The American teacher and artist who has lived in France for more than two decades has emerged as another hero in the high-speed train attack thwarted by a group of quick-thinking men. According to French President Francois Hollande, a Frenchman was the first to encounter the gunman as he left the toilet, alerting others in the area.

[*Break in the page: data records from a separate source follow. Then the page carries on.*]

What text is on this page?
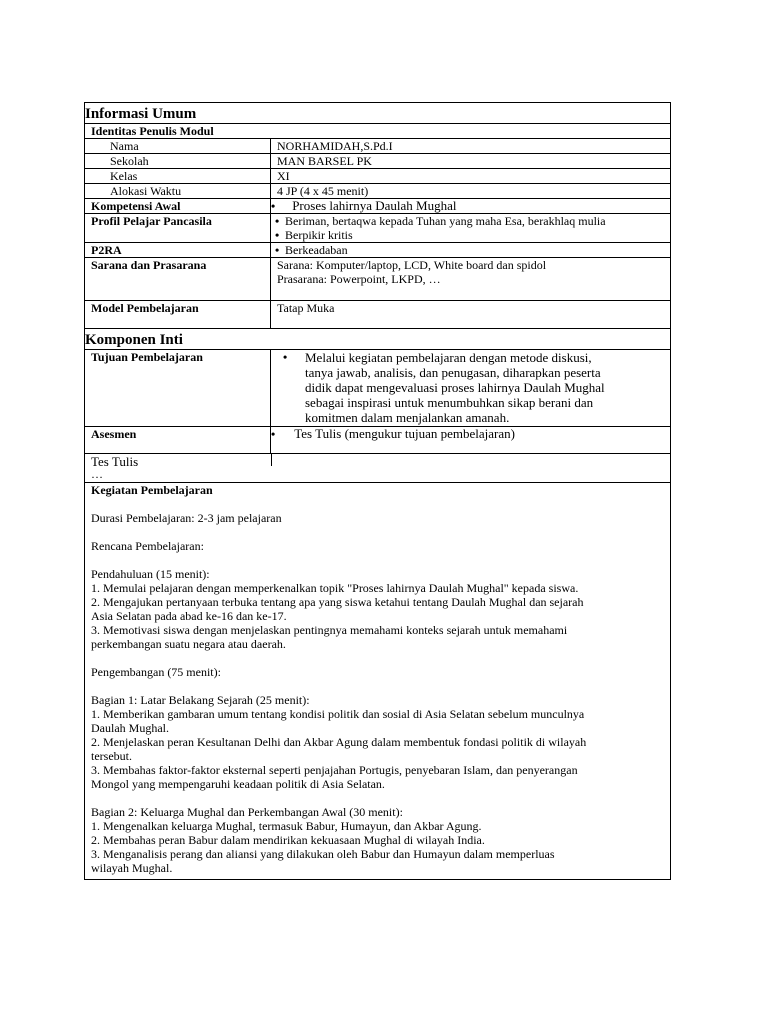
Informasi Umum
Identitas Penulis Modul
Nama	NORHAMIDAH,S.Pd.I
Sekolah	MAN BARSEL PK
Kelas	XI
Alokasi Waktu	4 JP (4 x 45 menit)
Kompetensi Awal	• Proses lahirnya Daulah Mughal
Profil Pelajar Pancasila	• Beriman, bertaqwa kepada Tuhan yang maha Esa, berakhlaq mulia
• Berpikir kritis
P2RA	• Berkeadaban
Sarana dan Prasarana	Sarana: Komputer/laptop, LCD, White board dan spidol
Prasarana: Powerpoint, LKPD, …
Model Pembelajaran	Tatap Muka
Komponen Inti
Tujuan Pembelajaran	• Melalui kegiatan pembelajaran dengan metode diskusi,
tanya jawab, analisis, dan penugasan, diharapkan peserta
didik dapat mengevaluasi proses lahirnya Daulah Mughal
sebagai inspirasi untuk menumbuhkan sikap berani dan
komitmen dalam menjalankan amanah.
Asesmen	• Tes Tulis (mengukur tujuan pembelajaran)
Tes Tulis
…
Kegiatan Pembelajaran

Durasi Pembelajaran: 2-3 jam pelajaran

Rencana Pembelajaran:

Pendahuluan (15 menit):

1. Memulai pelajaran dengan memperkenalkan topik "Proses lahirnya Daulah Mughal" kepada siswa.

2. Mengajukan pertanyaan terbuka tentang apa yang siswa ketahui tentang Daulah Mughal dan sejarah

Asia Selatan pada abad ke-16 dan ke-17.

3. Memotivasi siswa dengan menjelaskan pentingnya memahami konteks sejarah untuk memahami

perkembangan suatu negara atau daerah.

Pengembangan (75 menit):

Bagian 1: Latar Belakang Sejarah (25 menit):

1. Memberikan gambaran umum tentang kondisi politik dan sosial di Asia Selatan sebelum munculnya

Daulah Mughal.

2. Menjelaskan peran Kesultanan Delhi dan Akbar Agung dalam membentuk fondasi politik di wilayah

tersebut.

3. Membahas faktor-faktor eksternal seperti penjajahan Portugis, penyebaran Islam, dan penyerangan

Mongol yang mempengaruhi keadaan politik di Asia Selatan.

Bagian 2: Keluarga Mughal dan Perkembangan Awal (30 menit):

1. Mengenalkan keluarga Mughal, termasuk Babur, Humayun, dan Akbar Agung.

2. Membahas peran Babur dalam mendirikan kekuasaan Mughal di wilayah India.

3. Menganalisis perang dan aliansi yang dilakukan oleh Babur dan Humayun dalam memperluas

wilayah Mughal.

That person, Hollande said, wished to remain anonymous.

Moogalian remained hospitalized Tuesday in the northern city of Lille, and his sister in Virginia said his role in trying to stop what French authorities are calling a terror attack was in character.

“Mark would give anything for anybody,” Julia Allen told NBC News. “He’s just that kind of person.”

Risacher said U.S. Airman Stone came across the wounded Moogalian and stanched the bleeding by holding his finger on the wound until paramedics could take over.

Moogalian runs a language school from a houseboat in the outskirts of Paris, according to the school’s website. Music and art are clearly his passions, as his personal website attests, with its range of sculpture, paintings, photos and downloads of music he performs in a duo with his wife. In the duo’s biography, they describe themselves as “largely bicultural, bringing the best of both worlds.”

“My husband is among the heroes of this story, and he nearly paid with his life, because just a few millimeters closer and the bullet would have sliced his carotid in exiting,” Risacher said.

Moogalian and the Frenchman will receive the Legion of Honor, as did Stone, Skarlatos, Sadler and Norman.